TWO

“Obviously you don’t remember my father,” said General Sergei Izotov as he rose from his office chair. “He was a division commander and hero of the Motherland in World War II. To imply that there is a lack of intelligence in my family is going much too far.”

Izotov felt certain that there was only one man in all of Russia who would take such a tone with President Vsevolod Vsevolodovich Kapalkin. He was not that man, but the chance that he might not survive such a conversation was not the point.

He would not allow Kapalkin to insult him or his family, no matter the cost. And he could not believe the insult had come from a man whose own father was a low-level functionary in the KGB, a man whose own fortune was amassed through smuggling personal computers, blue jeans, and other luxury items while attending university. How dare Kapalkin take such a tone with him!

Perhaps he would not survive the conversation!
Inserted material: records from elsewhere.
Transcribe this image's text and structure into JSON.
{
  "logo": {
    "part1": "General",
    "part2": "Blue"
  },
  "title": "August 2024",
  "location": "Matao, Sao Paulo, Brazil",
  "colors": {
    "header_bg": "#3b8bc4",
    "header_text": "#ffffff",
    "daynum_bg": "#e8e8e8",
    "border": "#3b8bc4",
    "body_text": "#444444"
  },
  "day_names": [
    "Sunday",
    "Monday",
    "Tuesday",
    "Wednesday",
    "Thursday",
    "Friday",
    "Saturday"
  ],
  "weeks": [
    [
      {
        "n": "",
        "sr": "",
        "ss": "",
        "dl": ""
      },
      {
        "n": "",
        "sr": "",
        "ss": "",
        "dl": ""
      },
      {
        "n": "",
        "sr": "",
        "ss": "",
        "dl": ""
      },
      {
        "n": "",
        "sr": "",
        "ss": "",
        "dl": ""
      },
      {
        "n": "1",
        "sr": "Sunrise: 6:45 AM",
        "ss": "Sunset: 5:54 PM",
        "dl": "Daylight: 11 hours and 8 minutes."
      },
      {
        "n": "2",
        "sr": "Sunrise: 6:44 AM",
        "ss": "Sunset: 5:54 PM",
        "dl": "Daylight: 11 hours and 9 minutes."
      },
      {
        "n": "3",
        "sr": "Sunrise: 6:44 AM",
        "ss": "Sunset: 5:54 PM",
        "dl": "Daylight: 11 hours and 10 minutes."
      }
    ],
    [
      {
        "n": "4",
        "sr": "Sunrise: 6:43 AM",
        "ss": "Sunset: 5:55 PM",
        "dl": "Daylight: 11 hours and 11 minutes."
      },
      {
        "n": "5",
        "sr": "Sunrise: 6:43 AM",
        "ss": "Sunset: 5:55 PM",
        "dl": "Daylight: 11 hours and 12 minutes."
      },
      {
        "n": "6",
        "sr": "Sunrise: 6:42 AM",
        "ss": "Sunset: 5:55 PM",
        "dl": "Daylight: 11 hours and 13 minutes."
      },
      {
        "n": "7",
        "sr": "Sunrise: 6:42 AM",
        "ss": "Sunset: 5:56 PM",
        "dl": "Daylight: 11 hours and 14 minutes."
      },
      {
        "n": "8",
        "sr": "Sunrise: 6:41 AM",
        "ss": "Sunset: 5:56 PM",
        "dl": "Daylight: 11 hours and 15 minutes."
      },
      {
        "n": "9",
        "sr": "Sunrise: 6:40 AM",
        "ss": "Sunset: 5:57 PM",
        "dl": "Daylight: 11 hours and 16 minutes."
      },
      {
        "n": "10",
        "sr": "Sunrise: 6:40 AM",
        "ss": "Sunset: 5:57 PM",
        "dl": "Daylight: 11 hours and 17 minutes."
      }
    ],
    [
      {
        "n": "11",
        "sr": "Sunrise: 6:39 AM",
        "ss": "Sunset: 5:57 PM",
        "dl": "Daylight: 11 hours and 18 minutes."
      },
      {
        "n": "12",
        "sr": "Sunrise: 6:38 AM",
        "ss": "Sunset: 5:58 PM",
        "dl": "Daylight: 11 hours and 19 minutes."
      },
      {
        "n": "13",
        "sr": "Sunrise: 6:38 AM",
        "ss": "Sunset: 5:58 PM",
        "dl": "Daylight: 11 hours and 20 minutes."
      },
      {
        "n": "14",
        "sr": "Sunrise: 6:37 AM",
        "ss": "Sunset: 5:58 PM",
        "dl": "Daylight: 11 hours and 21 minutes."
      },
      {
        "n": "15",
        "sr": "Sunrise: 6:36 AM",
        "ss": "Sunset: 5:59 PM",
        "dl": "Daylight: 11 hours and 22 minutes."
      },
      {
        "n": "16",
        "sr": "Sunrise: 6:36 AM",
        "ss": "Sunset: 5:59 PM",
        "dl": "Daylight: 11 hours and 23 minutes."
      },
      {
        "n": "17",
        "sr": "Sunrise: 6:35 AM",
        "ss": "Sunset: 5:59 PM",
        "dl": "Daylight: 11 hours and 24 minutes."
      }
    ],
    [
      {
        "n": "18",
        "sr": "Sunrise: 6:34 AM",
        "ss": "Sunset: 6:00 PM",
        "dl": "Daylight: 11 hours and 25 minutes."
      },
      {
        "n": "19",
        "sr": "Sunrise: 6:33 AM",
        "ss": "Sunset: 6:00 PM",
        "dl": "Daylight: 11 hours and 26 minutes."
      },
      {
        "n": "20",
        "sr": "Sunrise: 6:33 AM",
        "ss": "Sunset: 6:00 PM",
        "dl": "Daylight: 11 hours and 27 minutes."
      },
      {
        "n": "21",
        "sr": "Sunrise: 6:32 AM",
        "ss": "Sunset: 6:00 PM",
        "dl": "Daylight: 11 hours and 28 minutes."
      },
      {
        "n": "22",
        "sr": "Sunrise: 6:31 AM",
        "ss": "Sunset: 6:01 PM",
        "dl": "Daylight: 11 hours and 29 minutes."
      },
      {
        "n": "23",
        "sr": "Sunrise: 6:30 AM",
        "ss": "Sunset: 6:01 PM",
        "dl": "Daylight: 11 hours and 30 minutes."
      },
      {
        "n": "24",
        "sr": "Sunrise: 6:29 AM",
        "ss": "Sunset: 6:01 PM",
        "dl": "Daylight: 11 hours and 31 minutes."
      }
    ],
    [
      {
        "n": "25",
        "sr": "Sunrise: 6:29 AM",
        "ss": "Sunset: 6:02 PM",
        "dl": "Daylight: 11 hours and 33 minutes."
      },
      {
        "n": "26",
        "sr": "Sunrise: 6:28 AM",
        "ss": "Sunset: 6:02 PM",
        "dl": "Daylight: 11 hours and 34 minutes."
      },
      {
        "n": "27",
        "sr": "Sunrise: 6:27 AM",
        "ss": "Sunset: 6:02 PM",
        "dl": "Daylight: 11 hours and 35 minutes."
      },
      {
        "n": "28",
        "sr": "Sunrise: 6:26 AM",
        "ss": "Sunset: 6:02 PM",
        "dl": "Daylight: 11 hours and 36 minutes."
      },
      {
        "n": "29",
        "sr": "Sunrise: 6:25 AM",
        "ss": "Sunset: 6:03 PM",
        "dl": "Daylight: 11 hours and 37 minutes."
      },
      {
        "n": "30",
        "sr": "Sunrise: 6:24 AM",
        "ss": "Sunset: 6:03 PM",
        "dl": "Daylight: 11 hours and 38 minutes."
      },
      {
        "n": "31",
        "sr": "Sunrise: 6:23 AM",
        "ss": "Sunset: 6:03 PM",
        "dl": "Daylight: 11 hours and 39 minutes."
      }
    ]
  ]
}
Izotov glared at the president, who stared back at him from the computer screen. Kapalkin’s pronounced jaw, penetrating eyes, and impeccably combed hair stripped a decade off his fifty-four years, as did his daily exercise regime of swimming, which kept his waist narrow, his shoulders broad.

The president began to shake his head. “I’ll say it again. I’m shocked that your Spetsnaz and security units allowed such a breach. And now they have Doletskaya.”

“We were addressing the breach, but they had help from the inside.”

“Which is even more disturbing. And now you tell me the colonel’s chip has been deactivated by the Americans? We can’t kill him? If Doletskaya talks—”

“I think he will hold out for as long as possible. But it won’t matter either way. There’s nothing those cowboys can do to stop us. The wheels are already in motion. And I will plug this leak.”

“General, I want to believe you’re right. But then again, I believed your security was the best in the world.”

Izotov snorted. “I’m right. Believe it.”

President Kapalkin considered that. A smile nicked the corners of his lips as he glanced away at another screen. “The Americans are beginning to pull out of Moscow. It seems Major Noskov is having more success than you are at the moment.”

Izotov discerned a dismissal in the president’s tone. “At the moment the major is doing quite well for himself and his unit, but we, too, will succeed. Spasibo, Vsevolod Vsevolodovich. Thank you.”

The president nodded, and Izotov broke the link. Then he whirled around and smote a fist on the table, highly unlike him.

He wanted to call someone, vent his anger, but he had no real friends, just a shifting coterie of allies. Even his spartanly furnished office seemed to taunt him, to remind him that despite all the blood, sweat, and tears, there were still men like Kapalkin who would dismiss his sacrifices as cavalierly as they would a waiter.

What had he become?

The rumors had spread among his subordinates that he only slept one or two hours per day, that he was perhaps part machine, constructed by the government itself. Sometimes he felt that way.

And oh, he had served that government well, in the first and second Chechen wars, twice a hero back then. He had commanded the 6th Spetsnaz Brigade from 1998 to 2006, and was head of the Vozdushno-Desantnye Voyska (VDV), the Russian Airborne Troops, from 2007 to 2012. In 2012, he had assumed his post at the GRU and for the past eight years had expanded the directorate’s power and purpose.

But had he focused too much on the work?

His subordinates even questioned his wife’s death, wondered if he was somehow involved.

He would speak of it to no one, purge all thoughts of it from his mind.

He returned to his seat, leaned forward toward the computer screen, and reminded himself of the dream he shared with his subordinates, the dream he shared with the president:

There could be only one superpower. And he would do everything he could to ensure that.

Why? To restore the Motherland to greatness. To achieve a level of personal power nearly unimaginable.

And to be like his hero, Stalin, who never wore a personal sidearm yet boldly thrust out his chest against the Nazis. Stalin would know how to bring the European Federation and the American Joint Strike Force to their knees.

At sixty-one, there weren’t many things left in this world that truly moved General Sergei Izotov.

War was one of them.

And while agonizing at times, it was still terribly fun.